Solar energy costs millions in Latakia

Solar panels on buildings in Latakia city - May 19, 2024 (Enab Baladi/Linda Ali)

Solar panels on buildings in Latakia city - May 19, 2024 (Enab Baladi/Linda Ali)


Latakia – Linda Ali

Hannadi (48 years old), a public sector employee, sarcastically dismissed the idea of obtaining a solar power system costing millions of pounds, at a time when she and her husband struggle to secure the bare minimum of food costs for their family of three children, the oldest being 16 years old.

The lady, who lives in al-Da’tour, one of the informal areas of Latakia city, said that the spread of renewable energy systems in society is exclusive to some relatives of expatriates or families of influential figures and traders.

Hannadi views solar panels as a new way to reinforce class division in Syrian society, where those with money can get food, electricity, and entertainment, and those without money cannot dream of more than food.

The discussion about solar energy as a source of electricity in Syria renews with the arrival of summer due to the need for it to run a fan, a small refrigerator, or at least ensure cold water, especially with the increase in electricity rationing hours.

There is no fixed timing for rationing in Syria; a month ago, electricity was available for an hour every five hours of outages, then it became half an hour every five and a half hours of outages, a period insufficient to charge a battery, cool water, or heat it.

A loan that doesn’t cover maintenance

Abdullah (39 years old), an employee in a private factory in the province, said he thought about getting a solar energy loan with a ceiling of 35 million Syrian pounds. When he asked for details, he discovered that he would pay 300,000 pounds monthly as an installment for the interest-free government loan, which equals half of his salary, so he gave up the idea that had teased his dreams of finally getting electricity.

Iyad (56 years old), a government employee, said he was unconvinced of the benefit of solar energy, so even if he had enough money, he wouldn’t install it.

He added that the cost doesn’t just include installation fees and purchasing panels, but also includes replacing the battery every year or two at a considerable amount exceeding millions of pounds. He questioned whether he would get a loan every time he needed to install a new battery.

He considered that he could buy diesel at the unsubsidized price and a large-capacity generator with a silencer to run electricity in the house for much less than the cost of solar energy.

He continued that the reason some people are keen on getting solar energy is due to increased advertising campaigns promoted by the government, as a result of its inability to provide electricity to people. And indeed, only “one big influential figure” benefits from it.

Money controls

The government grants an interest-free solar energy loan of 35 million pounds for home energy, an amount somewhat close to the actual cost.

In one solar system center in Latakia, an engineer inquired about the cost of installing a solar energy system, which ranges between 30 million and 70 million pounds, depending on the need and consumer desire.

To run a refrigerator, washing machine (cold cycle) in the morning, fans, lighting, and charging, a person needs solar energy costing about 30 million Syrian pounds. But if the goal is to run the entire house including an air conditioner day and night, the cost reaches 70 million pounds, varying according to the exchange rate of the pound against the dollar (14,850 pounds per dollar).

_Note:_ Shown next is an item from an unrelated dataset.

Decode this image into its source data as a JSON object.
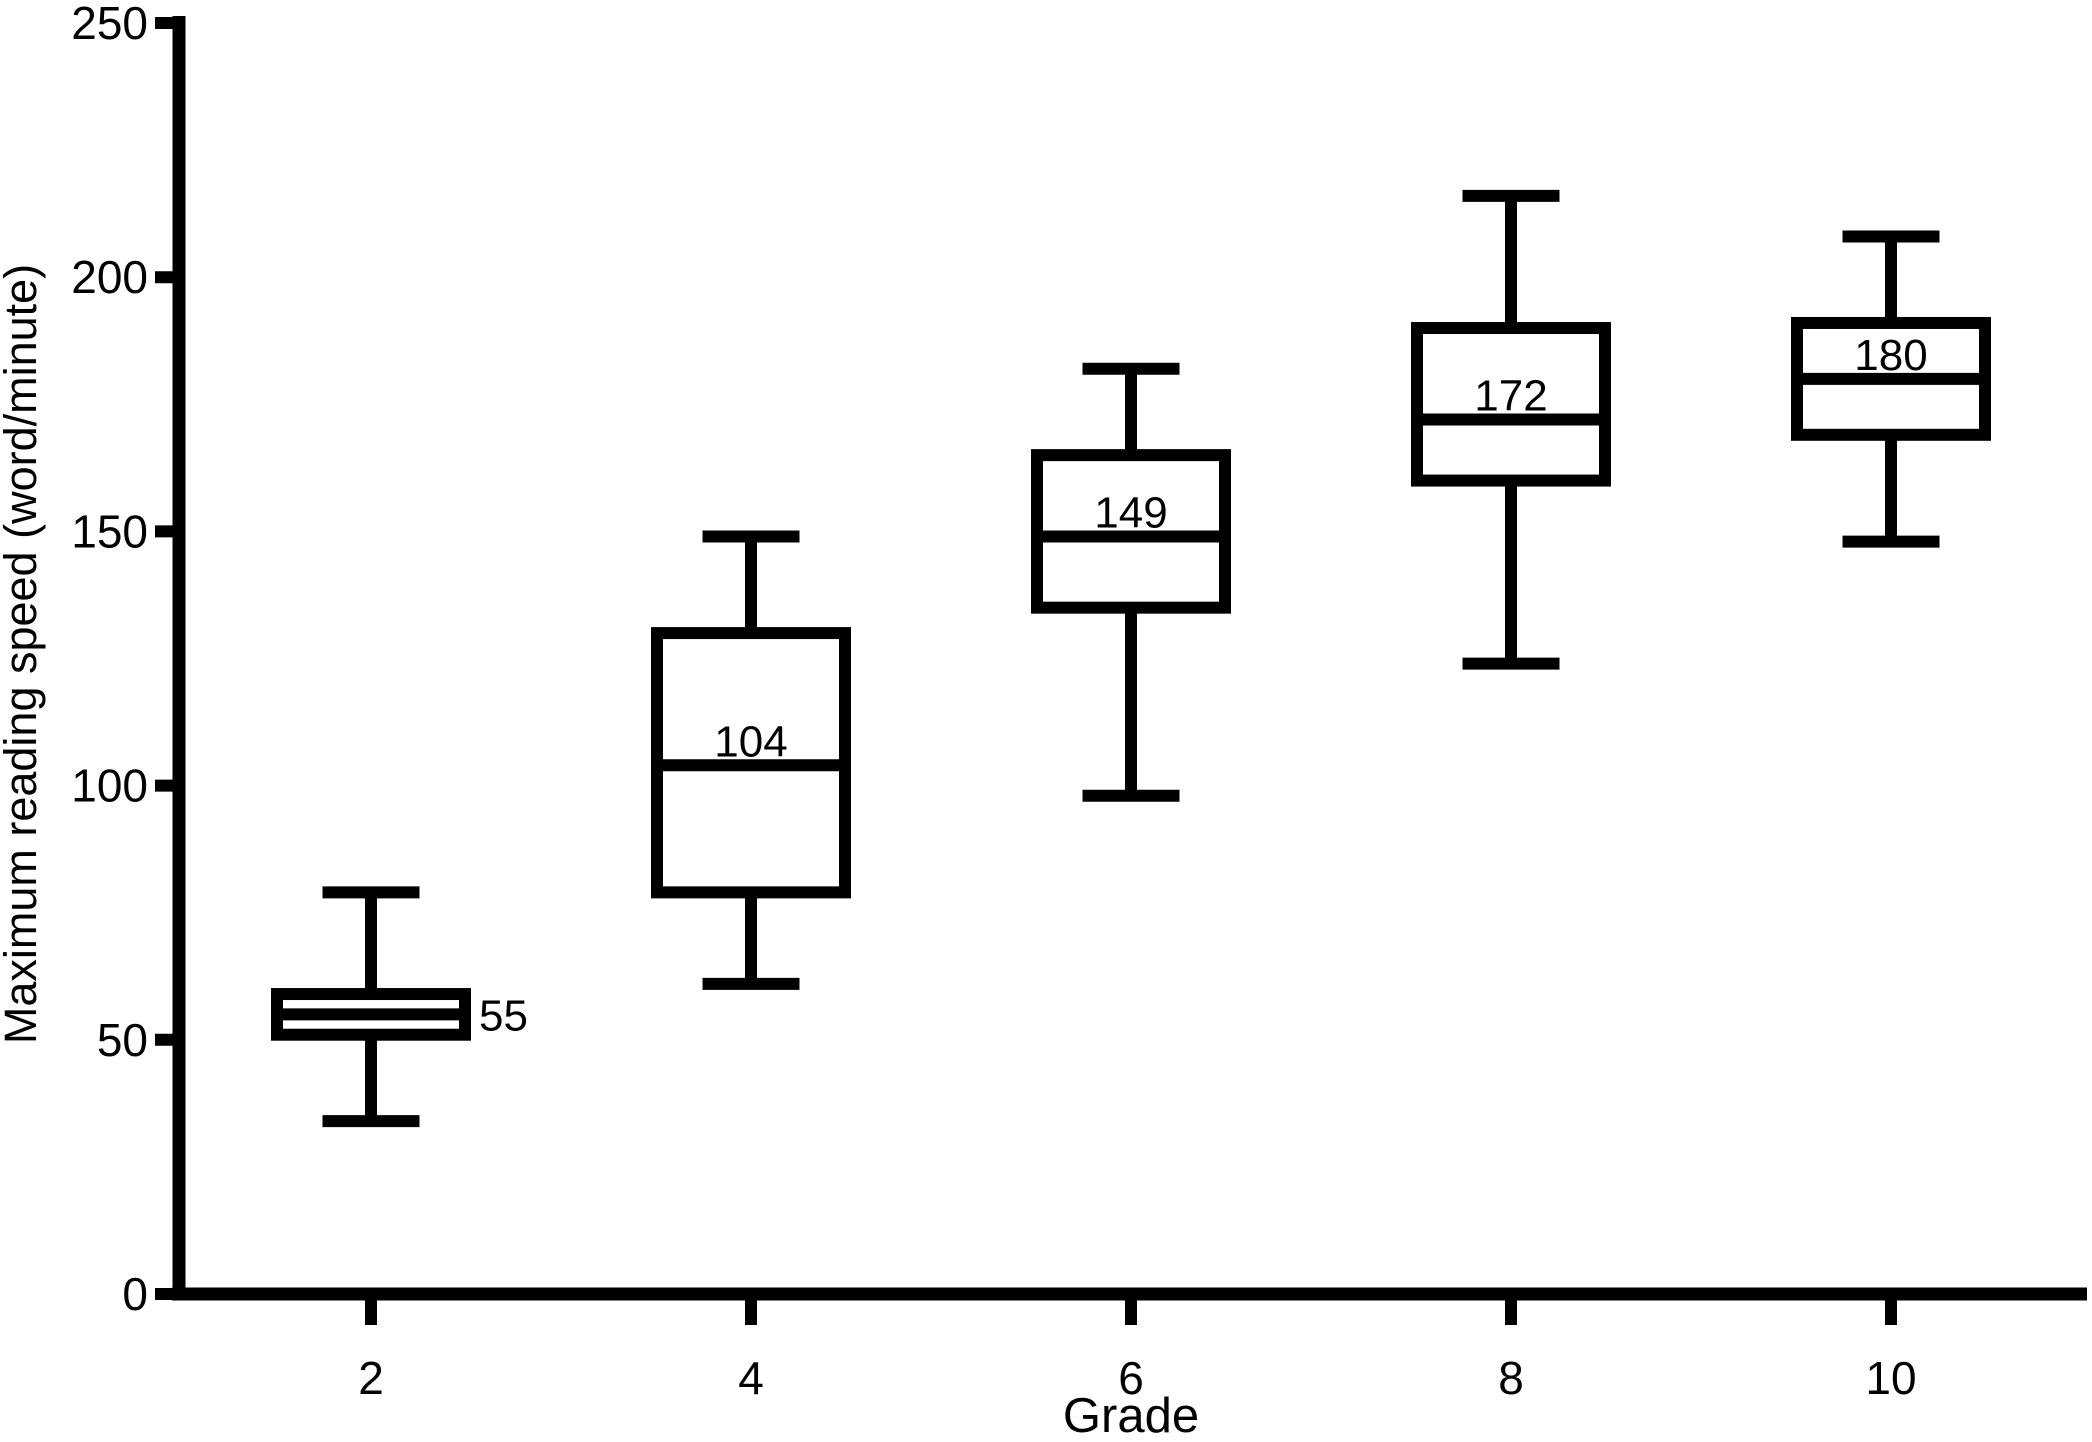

Regarding batteries, consumers have two options. The first is two tubular batteries suitable for operation, priced at 4.5 million pounds each and needing replacement every two years at the latest, i.e., nine million pounds every two years.

The other option is to install a lithium battery priced between 14 and 19 million pounds, needing replacement every 4 to 6 years depending on operation and consumption.

Therefore, low-income earners and employees cannot bear the high costs of maintaining solar energy systems in their homes. Most of them obtained the 35 million-pound loan but do not have the financial means to later buy tubular or lithium batteries.

According to the engineer, the cost of installing solar energy systems is expected to increase after a recent decision to impose a tax of $25 on each imported solar panel. The minimum number of panels required for installation is four panels, costing $100, which the citizen, not the importer, will bear.

Many services are linked to electricity, such as communications, which disappear with power outages, especially at night, in addition to disrupting the work of some government institutions during rationing times, with the difficulties students face in studying at night.

The minimum governmental salar in regime-controlled areas is about 279 thousand pounds, while the average cost of living for a Syrian family of five members has reached about 12.5 million Syrian pounds per month, with a minimum of 7.8 million Syrian pounds.